Good theory, bad execution. After Nicklaus reworked the course, neighbors peppered the country club with phone calls and letters complaining that the retention ponds stank, water was overflowing into the back yards that bordered the course, and mosquitoes and reptiles were multiplying (including, according to a representative from a neighborhood homeowners' association, one particularly venomous breed of toad that is "causing small household animals to die").
According to a DERM engineer, the problem results from a combination of ills, including undersize drainage pipes and deviations from the original design. (Says David Heatwole, Golden Bear's lead designer on the La Gorce project: "There were [flooding] problems before and we tried to help alleviate that with the new design. There are still some problems. They had a good course, and now we think they have a better course. Hopefully the thing will be settled and we can all move on.")
A similar situation has plagued the Golf Club of Miami, which underwent a redesign in 1989. According to the course's agronomy consultant Earl Grey, who is also a member of the team that took over management of the course in 1994, the links were built two feet too low and will require the addition of a couple of pumps to handle the water that floods the course after heavy rainfalls.
Those are the flops. At the other end of the county, in the plush condominium hideaway of the Deering Bay Yacht & Country Club on the edge of Biscayne Bay, legendary golfer Arnold Palmer's redesign of the old King's Bay course has been praised by golfers and environmentalists alike. To be fair to Nicklaus, Palmer had it a little easier: While prohibited from draining into the bay, he was permitted to divert stormwater directly into the course's ponds rather than into a retention area like La Gorce or through an exfiltration system a la Melreese. This is because, according to Elie Mehu, the groundwater beneath the course is so brackish it would never be used as a source of drinking water; therefore, it requires a lower level of protection.

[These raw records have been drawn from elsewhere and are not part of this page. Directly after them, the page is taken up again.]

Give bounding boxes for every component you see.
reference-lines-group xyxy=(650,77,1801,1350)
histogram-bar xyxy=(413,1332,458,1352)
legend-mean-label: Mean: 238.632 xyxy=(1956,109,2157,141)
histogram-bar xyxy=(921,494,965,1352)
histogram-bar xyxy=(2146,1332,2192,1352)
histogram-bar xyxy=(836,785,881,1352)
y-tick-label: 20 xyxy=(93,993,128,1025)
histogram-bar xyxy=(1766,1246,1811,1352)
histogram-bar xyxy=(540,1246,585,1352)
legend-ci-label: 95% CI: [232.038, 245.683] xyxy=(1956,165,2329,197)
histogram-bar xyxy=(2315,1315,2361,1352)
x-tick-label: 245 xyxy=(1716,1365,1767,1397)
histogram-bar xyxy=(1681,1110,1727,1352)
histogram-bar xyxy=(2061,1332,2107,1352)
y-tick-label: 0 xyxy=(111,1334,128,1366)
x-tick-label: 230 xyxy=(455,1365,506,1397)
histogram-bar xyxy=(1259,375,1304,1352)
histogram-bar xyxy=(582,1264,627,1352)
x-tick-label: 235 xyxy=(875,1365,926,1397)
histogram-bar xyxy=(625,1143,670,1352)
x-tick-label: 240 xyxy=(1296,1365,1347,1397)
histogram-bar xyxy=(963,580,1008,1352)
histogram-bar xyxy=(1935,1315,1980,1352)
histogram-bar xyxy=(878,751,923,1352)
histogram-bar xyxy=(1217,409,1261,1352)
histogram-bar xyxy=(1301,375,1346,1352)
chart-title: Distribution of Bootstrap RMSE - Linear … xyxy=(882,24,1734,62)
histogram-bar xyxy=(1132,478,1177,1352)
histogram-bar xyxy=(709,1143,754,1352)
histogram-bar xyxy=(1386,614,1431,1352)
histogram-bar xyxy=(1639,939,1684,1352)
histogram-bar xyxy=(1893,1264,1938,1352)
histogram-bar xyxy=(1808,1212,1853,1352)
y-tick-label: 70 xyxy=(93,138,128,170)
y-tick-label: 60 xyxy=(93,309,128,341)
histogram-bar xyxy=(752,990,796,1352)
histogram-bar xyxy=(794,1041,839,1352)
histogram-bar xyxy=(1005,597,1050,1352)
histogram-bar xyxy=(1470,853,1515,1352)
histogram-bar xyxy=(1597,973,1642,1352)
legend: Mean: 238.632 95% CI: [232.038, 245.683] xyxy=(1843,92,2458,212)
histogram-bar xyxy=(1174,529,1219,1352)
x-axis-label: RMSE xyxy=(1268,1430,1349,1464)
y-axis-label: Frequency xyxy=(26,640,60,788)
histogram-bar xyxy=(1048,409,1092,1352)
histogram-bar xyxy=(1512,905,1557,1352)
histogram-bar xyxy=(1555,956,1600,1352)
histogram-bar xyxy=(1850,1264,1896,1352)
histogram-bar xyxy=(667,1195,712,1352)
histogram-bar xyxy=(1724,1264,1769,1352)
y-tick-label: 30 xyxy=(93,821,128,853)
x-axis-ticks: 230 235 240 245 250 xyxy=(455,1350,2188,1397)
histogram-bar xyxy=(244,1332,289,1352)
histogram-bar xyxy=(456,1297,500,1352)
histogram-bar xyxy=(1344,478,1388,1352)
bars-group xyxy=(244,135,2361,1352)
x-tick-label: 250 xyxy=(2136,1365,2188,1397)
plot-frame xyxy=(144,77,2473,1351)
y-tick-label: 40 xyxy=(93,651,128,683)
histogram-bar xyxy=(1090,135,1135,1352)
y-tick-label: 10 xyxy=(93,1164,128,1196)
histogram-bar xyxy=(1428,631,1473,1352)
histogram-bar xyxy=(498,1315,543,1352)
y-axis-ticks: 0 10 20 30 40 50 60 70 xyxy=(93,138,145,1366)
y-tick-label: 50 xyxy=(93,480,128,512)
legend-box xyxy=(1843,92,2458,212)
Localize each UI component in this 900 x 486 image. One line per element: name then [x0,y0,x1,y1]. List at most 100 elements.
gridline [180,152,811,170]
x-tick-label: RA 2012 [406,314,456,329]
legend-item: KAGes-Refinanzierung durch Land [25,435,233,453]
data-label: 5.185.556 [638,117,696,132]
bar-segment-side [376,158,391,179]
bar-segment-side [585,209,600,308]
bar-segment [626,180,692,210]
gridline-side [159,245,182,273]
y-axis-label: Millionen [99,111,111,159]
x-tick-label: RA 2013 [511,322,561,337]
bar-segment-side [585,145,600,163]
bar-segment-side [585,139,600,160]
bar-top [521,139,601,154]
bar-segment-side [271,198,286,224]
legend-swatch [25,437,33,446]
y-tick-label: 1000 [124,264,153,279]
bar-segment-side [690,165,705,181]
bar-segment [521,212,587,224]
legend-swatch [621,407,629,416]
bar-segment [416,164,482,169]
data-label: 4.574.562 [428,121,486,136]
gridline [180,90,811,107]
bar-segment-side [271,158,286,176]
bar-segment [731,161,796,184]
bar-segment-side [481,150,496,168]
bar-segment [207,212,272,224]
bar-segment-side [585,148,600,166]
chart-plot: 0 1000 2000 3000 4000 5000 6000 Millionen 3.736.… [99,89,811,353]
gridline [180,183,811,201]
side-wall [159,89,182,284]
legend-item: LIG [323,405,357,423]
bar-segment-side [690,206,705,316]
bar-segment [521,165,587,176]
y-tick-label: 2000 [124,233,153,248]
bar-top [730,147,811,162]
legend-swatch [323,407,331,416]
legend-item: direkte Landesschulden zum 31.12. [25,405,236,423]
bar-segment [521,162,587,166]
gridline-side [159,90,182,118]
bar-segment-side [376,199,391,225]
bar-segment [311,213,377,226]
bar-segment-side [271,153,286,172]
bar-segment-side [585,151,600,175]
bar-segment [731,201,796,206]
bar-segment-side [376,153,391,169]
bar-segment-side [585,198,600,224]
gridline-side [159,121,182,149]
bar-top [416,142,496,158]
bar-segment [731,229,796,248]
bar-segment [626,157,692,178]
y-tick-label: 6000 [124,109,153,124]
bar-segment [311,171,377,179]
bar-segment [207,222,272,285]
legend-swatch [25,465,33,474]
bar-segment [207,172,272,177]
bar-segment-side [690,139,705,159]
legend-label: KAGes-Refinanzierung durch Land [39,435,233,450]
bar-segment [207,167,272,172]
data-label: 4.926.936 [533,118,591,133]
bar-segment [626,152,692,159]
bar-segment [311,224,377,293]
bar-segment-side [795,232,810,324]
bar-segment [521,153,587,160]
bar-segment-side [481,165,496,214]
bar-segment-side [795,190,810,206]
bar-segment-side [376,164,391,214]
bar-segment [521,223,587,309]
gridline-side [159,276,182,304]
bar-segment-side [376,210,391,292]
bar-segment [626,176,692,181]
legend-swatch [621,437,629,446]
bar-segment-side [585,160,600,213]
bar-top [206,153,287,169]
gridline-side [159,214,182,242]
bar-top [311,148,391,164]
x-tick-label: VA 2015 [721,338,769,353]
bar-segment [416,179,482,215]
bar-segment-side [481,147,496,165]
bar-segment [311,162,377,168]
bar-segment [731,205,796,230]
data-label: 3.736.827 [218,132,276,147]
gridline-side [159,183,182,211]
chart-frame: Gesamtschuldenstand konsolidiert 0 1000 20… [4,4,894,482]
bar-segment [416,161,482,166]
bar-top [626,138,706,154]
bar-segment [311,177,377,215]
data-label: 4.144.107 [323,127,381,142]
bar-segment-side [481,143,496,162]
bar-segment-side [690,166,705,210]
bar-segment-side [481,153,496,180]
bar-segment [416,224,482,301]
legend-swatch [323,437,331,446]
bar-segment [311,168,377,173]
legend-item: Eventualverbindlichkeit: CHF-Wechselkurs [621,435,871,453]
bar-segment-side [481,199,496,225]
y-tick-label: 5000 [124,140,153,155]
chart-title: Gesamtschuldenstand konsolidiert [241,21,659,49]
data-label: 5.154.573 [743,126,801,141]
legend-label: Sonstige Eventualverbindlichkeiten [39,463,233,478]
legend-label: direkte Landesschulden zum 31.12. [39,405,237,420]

But Palmer went well beyond what was required: He created several wetlands on the course; he dug a mangrove-lined channel connecting an inland lagoon to the bay, providing a migratory route for fish and other aquatic life; and he implemented a water-recycling system whereby rainwater that drains into the course's ponds is used for irrigation. In addition, stormwater runoff from the townhouses and condos in the development is channeled into the course's drainage and irrigation system. Ringed by mangrove trees, the course teems with wildlife. The Tropical Audubon Society conducts bird-spotting tours of the area; crocodiles patrol its ponds.
Says Rick Alleman, senior environmental scientist for the South Florida Water Management District: "I could justify playing golf there!"
But Deering Bay is only one course. And aside from DERM's regulators, who are primarily focused on new construction and potential redesigns, no one seems to be questioning golf's impact on South Florida's environment. While the environmental debate rages in other parts of the country and around the world -- a Tokyo-based international group called the Global Anti-Golf Movement, or GAG'M, claims to have stopped the construction of hundreds of golf courses in the Far East -- South Florida has remained a rancor-free bastion for the golf industry.